Foi com essa mesma verve que o cronista tratou políticos, fossem seus desafetos ou amigos, como atesta o “Bilhete a um
candidato”, publicado na revista “Manchete” em dezembro de 1960. “Meu caro candidato: Você deve ter notado que na 122ª
Seção da Quinta Zona, onde votei, você não teve nenhum voto”, admitiu, antes de consolar o amigo. “Essa nossa Câmara
Municipal não era mesmo lugar para um sujeito decente como você!” A crônica em formato de carta foi um dos recursos
estilísticos mais recorrentes de Braga – e seu bilhete ao candidato dá nome também ao volume dedicado à política no compêndio. Para Bernardo Buarque de Hollanda, pesquisador do CNPq e professor da Escola de Ciências Sociais da Fundação Getúlio Vargas, “Rubem Braga atuou ao longo de suas existência como um fiscal do poder, em prol das causas que lhe pareciam legítimas ao povo”. No posfácio para o livro que organizou, Bernardo cita a maneira como o capixaba se posicionou na campanha pelo petróleo nos anos 1950: “Em sua esteira, denunciou a formação de trustes no país e apontou a usurpação
de serviços básicos indispensáveis à população”.

PERFIS
A mesma coragem da qual se imbuía ao escrever sobre política aparece em uma das faces menos divulgadas de Rubem Braga, a do apaixonado pelas artes. Embora tenha escrito textos esplêndidos sobre pintura desde a década de 1940, ele recusava o rótulo de crítico. “Sou mesmo um apreciador distraído, sem responsabilidade”, gostava de dizer. Sua atenção se voltava
não apenas para a obra. “Em Rubem Braga, o que conta, sempre, é o humano e sua circunstância”, afirma o crítico e ensaísta André Seffrin, organizador de “Os segredos todos de Djanira & outras crônicas sobre arte e artistas”. Os perfis biográficos dão a tônica do capítulo “3×4”, que abre o volume. São 18 textos cujo título se resume ao nome e ofício do perfilado: “Oscar, o arquiteto”, “Burle Marx, jardineiro”, “Lúcio Costa, urbanista”. Há espaço para pintores, escultores, artesãos e até críticos, caso de Mário Pedrosa e Flávio de Aquino.

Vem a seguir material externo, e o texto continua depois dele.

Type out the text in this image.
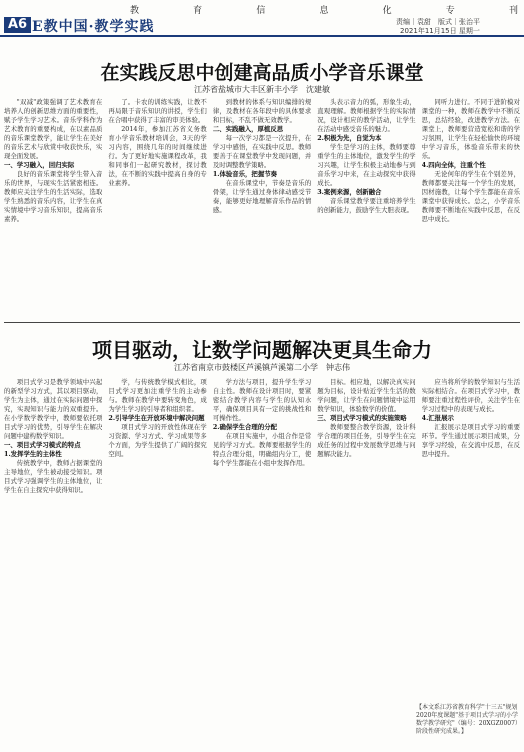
教	育	信	息	化	专	刊
A6 E教中国·教学实践	责编｜袁甜　版式｜张治平
2021年11月15日 星期一
在实践反思中创建高品质小学音乐课堂
江苏省盐城市大丰区新丰小学　沈建敏

"双减"政策强调了艺术教育在培养人的创新思维方面的重要性，赋予学生学习艺术。音乐学科作为艺术教育的重要构成，在以素品质的音乐课堂教学，能让学生在美好的音乐艺术与欣赏中收获快乐，实现全面发展。

一、学习融入，回归实际

良好的音乐课堂将学生带入音乐的世界，与现实生活紧密相连。教师应关注学生的生活实际，选取学生熟悉的音乐内容，让学生在真实情境中学习音乐知识，提高音乐素养。

了。卡农的训练实践，让教不再局限于音乐知识的讲授，学生们在合唱中获得了丰富的审美体验。

2014年，参加江苏省义务教育小学音乐教材培训会，3天的学习内容，围绕几年的时间继续进行。为了更好地实施课程改革，我和同事们一起研究教材，探讨教法，在不断的实践中提高自身的专业素养。

到教材的体系与知识编排的规律，及教材在各年段中的具体要求和目标，不乱不做无效教学。

二、实践融入，厚植反思

每一次学习都是一次提升，在学习中感悟，在实践中反思。教师要善于在课堂教学中发现问题，并及时调整教学策略。

1.体验音乐，把握节奏

在音乐课堂中，节奏是音乐的骨架，让学生通过身体律动感受节奏，能够更好地理解音乐作品的情感。

头表示音力的弧，形象生动，直观理解。教师根据学生的实际情况，设计相应的教学活动，让学生在活动中感受音乐的魅力。

2.积极为先，自觉为本

学生是学习的主体，教师要尊重学生的主体地位，激发学生的学习兴趣，让学生积极主动地参与到音乐学习中来，在主动探究中获得成长。

3.案例来源，创新融合

音乐课堂教学要注重培养学生的创新能力，鼓励学生大胆表现。

同听力进行。不同于进阶模对课堂的一种，教师在教学中不断反思，总结经验，改进教学方法。在课堂上，教师要营造宽松和谐的学习氛围，让学生在轻松愉快的环境中学习音乐，体验音乐带来的快乐。

4.四向全体，注重个性

无论何年的学生在个别差异，教师都要关注每一个学生的发展，因材施教，让每个学生都能在音乐课堂中获得成长。总之，小学音乐教师要不断地在实践中反思，在反思中成长。

项目驱动，让数学问题解决更具生命力
江苏省南京市鼓楼区芦溪镇芦溪第二小学　钟志伟

项目式学习是教学领域中兴起的新型学习方式，其以项目驱动，学生为主体，通过在实际问题中探究，实现知识与能力的双重提升。在小学数学教学中，教师要依托项目式学习的优势，引导学生在解决问题中建构数学知识。

一、项目式学习模式的特点

1.发挥学生的主体性

传统教学中，教师占据课堂的主导地位，学生被动接受知识。项目式学习强调学生的主体地位，让学生在自主探究中获得知识。

学，与传统教学模式相比，项目式学习更加注重学生的主动参与。教师在教学中要转变角色，成为学生学习的引导者和组织者。

2.引导学生在开放环境中解决问题

项目式学习的开放性体现在学习资源、学习方式、学习成果等多个方面，为学生提供了广阔的探究空间。

学方法与项目，提升学生学习自主性。教师在设计项目时，要紧密结合教学内容与学生的认知水平，确保项目具有一定的挑战性和可操作性。

2.确保学生合理的分配

在项目实施中，小组合作是常见的学习方式。教师要根据学生的特点合理分组，明确组内分工，使每个学生都能在小组中发挥作用。

目标。相应地，以解决真实问题为目标，设计贴近学生生活的数学问题，让学生在问题情境中运用数学知识，体验数学的价值。

三、项目式学习模式的实施策略

教师要整合教学资源，设计科学合理的项目任务，引导学生在完成任务的过程中发展数学思维与问题解决能力。

应当将所学的数学知识与生活实际相结合。在项目式学习中，教师要注重过程性评价，关注学生在学习过程中的表现与成长。

4.汇报展示

汇报展示是项目式学习的重要环节。学生通过展示项目成果，分享学习经验，在交流中反思，在反思中提升。

【本文系江苏省教育科学"十三五"规划2020年度课题"基于项目式学习的小学数学教学研究"（编号：20XGZ0007）阶段性研究成果。】
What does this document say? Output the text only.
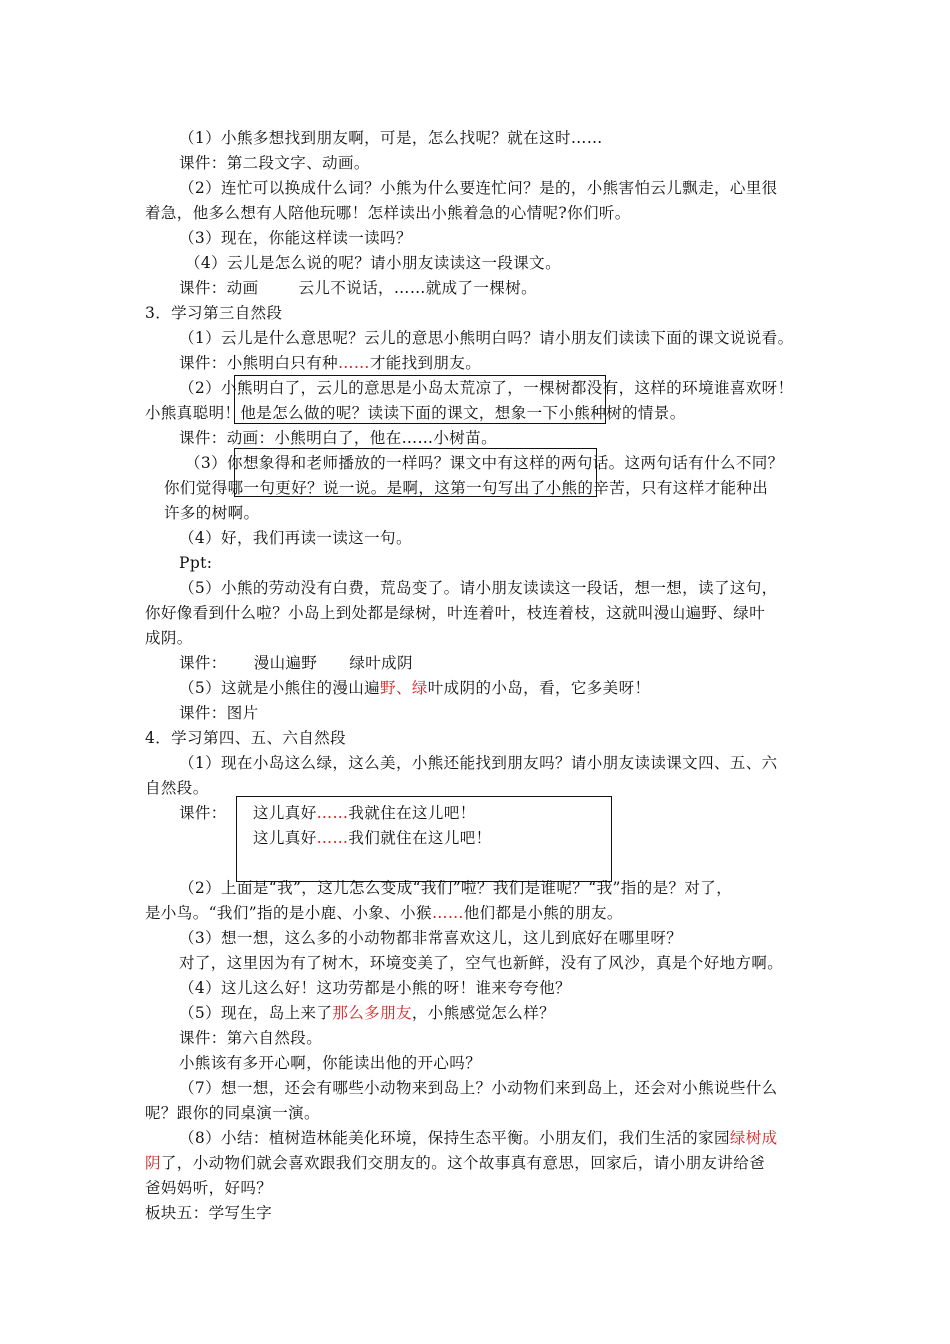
（1）小熊多想找到朋友啊，可是，怎么找呢？就在这时……
课件：第二段文字、动画。
（2）连忙可以换成什么词？小熊为什么要连忙问？是的，小熊害怕云儿飘走，心里很
着急，他多么想有人陪他玩哪！怎样读出小熊着急的心情呢?你们听。
（3）现在，你能这样读一读吗？
（4）云儿是怎么说的呢？请小朋友读读这一段课文。
课件：动画	云儿不说话，……就成了一棵树。
3．学习第三自然段
（1）云儿是什么意思呢？云儿的意思小熊明白吗？请小朋友们读读下面的课文说说看。
课件：小熊明白只有种……才能找到朋友。
（2）小熊明白了，云儿的意思是小岛太荒凉了，一棵树都没有，这样的环境谁喜欢呀！
小熊真聪明！他是怎么做的呢？读读下面的课文，想象一下小熊种树的情景。
课件：动画：小熊明白了，他在……小树苗。
（3）你想象得和老师播放的一样吗？课文中有这样的两句话。这两句话有什么不同？
你们觉得哪一句更好？说一说。是啊，这第一句写出了小熊的辛苦，只有这样才能种出
许多的树啊。
（4）好，我们再读一读这一句。
Ppt:
（5）小熊的劳动没有白费，荒岛变了。请小朋友读读这一段话，想一想，读了这句，
你好像看到什么啦？小岛上到处都是绿树，叶连着叶，枝连着枝，这就叫漫山遍野、绿叶
成阴。
课件： 漫山遍野 绿叶成阴
（5）这就是小熊住的漫山遍野、绿叶成阴的小岛，看，它多美呀！
课件：图片
4．学习第四、五、六自然段
（1）现在小岛这么绿，这么美，小熊还能找到朋友吗？请小朋友读读课文四、五、六
自然段。
课件： 这儿真好……我就住在这儿吧！
这儿真好……我们就住在这儿吧！
（2）上面是“我”，这儿怎么变成“我们”啦？我们是谁呢？“我”指的是？对了，
是小鸟。“我们”指的是小鹿、小象、小猴……他们都是小熊的朋友。
（3）想一想，这么多的小动物都非常喜欢这儿，这儿到底好在哪里呀？
对了，这里因为有了树木，环境变美了，空气也新鲜，没有了风沙，真是个好地方啊。
（4）这儿这么好！这功劳都是小熊的呀！谁来夸夸他？
（5）现在，岛上来了那么多朋友，小熊感觉怎么样？
课件：第六自然段。
小熊该有多开心啊，你能读出他的开心吗？
（7）想一想，还会有哪些小动物来到岛上？小动物们来到岛上，还会对小熊说些什么
呢？跟你的同桌演一演。
（8）小结：植树造林能美化环境，保持生态平衡。小朋友们，我们生活的家园绿树成
阴了，小动物们就会喜欢跟我们交朋友的。这个故事真有意思，回家后，请小朋友讲给爸
爸妈妈听，好吗？
板块五：学写生字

Muitos dos textos circularam em periódicos especializados, catálogos de galerias e livros de arte. Braga gostava de frequentar ateliês e chegou a montar exposições. Sensível, afirmava ter pena dos pintores que se agarram a teorias ou escolas. Fiel a si mesmo, ele jamais se privou de escrever o que bem quis, e sua obra resiste ao tempo como um guia para entender muitas das virtudes e contradições brasileiras.